O prazo para finalizar o cálculo, segundo a secretaria, é de 10 dias, mas o EM fez uma conta aproximada. Considerando o período retroativo de alcance da cobrança devida – cinco anos –, os parlamentares podem ter que devolver, juntos, aproximadamente R$ 10,8 milhões, incluindo as multas por imposto devido. Ao não pagar o IR referente aos salários extras, cada senador deixa de contribuir, por ano, com R$ 12.948. Durante um mandato inteiro, o parlamentar embolsa R$ 103.584.
Revolta
Os senadores Randolfe Rodrigues (PSOL-AP), Pedro Taques (PDT-MT) e Ana Amélia (PP-RS) informaram que não vão aceitar que o Senado pague a dívida por eles. “Isso é um absurdo. Vou calcular quanto eu devo”, disse Randolfe. À tarde, o parlamentar encaminhou ofício à Mesa Diretora pedindo a revogação da decisão ou que, pelo menos, o ato seja submetido ao plenário para avaliação.
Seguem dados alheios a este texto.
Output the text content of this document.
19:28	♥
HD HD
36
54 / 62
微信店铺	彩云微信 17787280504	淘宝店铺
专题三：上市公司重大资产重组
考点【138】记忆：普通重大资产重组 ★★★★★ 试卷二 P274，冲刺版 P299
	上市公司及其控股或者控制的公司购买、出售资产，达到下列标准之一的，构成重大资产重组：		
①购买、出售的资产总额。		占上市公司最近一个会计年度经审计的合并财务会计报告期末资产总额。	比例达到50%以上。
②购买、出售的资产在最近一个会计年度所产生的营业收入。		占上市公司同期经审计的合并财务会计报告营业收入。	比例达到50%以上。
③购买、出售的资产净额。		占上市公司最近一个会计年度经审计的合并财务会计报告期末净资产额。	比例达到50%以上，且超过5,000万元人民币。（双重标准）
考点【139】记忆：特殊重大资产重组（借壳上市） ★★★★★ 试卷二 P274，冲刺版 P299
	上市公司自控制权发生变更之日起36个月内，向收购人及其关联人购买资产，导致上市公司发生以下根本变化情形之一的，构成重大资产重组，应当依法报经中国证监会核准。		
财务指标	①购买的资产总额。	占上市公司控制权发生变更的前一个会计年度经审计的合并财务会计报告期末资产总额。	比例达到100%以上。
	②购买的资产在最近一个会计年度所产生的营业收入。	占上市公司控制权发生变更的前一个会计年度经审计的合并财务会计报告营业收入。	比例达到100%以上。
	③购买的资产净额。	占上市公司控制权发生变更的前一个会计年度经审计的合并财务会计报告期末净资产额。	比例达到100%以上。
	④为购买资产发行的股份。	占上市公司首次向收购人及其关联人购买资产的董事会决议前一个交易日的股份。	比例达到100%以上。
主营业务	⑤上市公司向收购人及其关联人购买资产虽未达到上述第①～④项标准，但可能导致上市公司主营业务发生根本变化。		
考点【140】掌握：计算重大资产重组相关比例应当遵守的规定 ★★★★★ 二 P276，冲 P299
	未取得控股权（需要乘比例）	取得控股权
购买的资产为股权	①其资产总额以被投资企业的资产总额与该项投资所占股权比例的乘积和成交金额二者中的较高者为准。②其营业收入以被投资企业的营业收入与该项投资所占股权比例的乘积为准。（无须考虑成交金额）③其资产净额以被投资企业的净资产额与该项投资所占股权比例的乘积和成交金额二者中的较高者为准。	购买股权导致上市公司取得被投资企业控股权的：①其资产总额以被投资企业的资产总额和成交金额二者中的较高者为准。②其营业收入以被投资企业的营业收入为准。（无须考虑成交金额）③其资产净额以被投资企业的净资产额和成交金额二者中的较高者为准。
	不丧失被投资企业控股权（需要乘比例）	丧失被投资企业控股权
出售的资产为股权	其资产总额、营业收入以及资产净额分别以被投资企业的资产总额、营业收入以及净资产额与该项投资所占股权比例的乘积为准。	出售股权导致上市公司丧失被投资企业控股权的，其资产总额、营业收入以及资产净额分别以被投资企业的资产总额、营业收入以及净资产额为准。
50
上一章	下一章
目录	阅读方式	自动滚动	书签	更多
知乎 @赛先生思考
Randolfe cobrou também que seu nome seja excluído da lista de parlamentares que terão a dívida paga pela Casa. A senadora Ana Amélia agiu da mesma forma.
Mordomias
Alguns dos benefícios a que cada senador tem direito
» Salário mensal de R$ 26.723,12.
» 14º e 15º salários, chamados de ajuda de custo, recebidos em fevereiro e dezembro.
» Apartamento funcional ou auxílio-moradia no valor mensal de R$ 3,8 mil.
» Cota de passagem aérea de R$ 21 mil a R$ 43 mil.
» Atendimento médico sem limite para o parlamentar, cônjuge e dependentes com até 21 anos, ou até 24, se universitários.
» Despesas odontológicas e psicoterápicas no limite anual de R$ 25,9 mil.
» Passaporte diplomático emitido pelo Ministério das Relações Exteriores.
» Assinatura de duas revistas de sua escolha e quatro jornais.
» Não há limites para gastos com telefone celular. Cota mensal para telefone fixo é de R$ 500, e de R$ 1 mil para líder ou membro da Mesa.
» Cota diária de combustível de 25 litros de gasolina ou 36 litros de álcool, de segunda a sexta-feira, em Brasília, além do direito ao uso de um veículo oficial.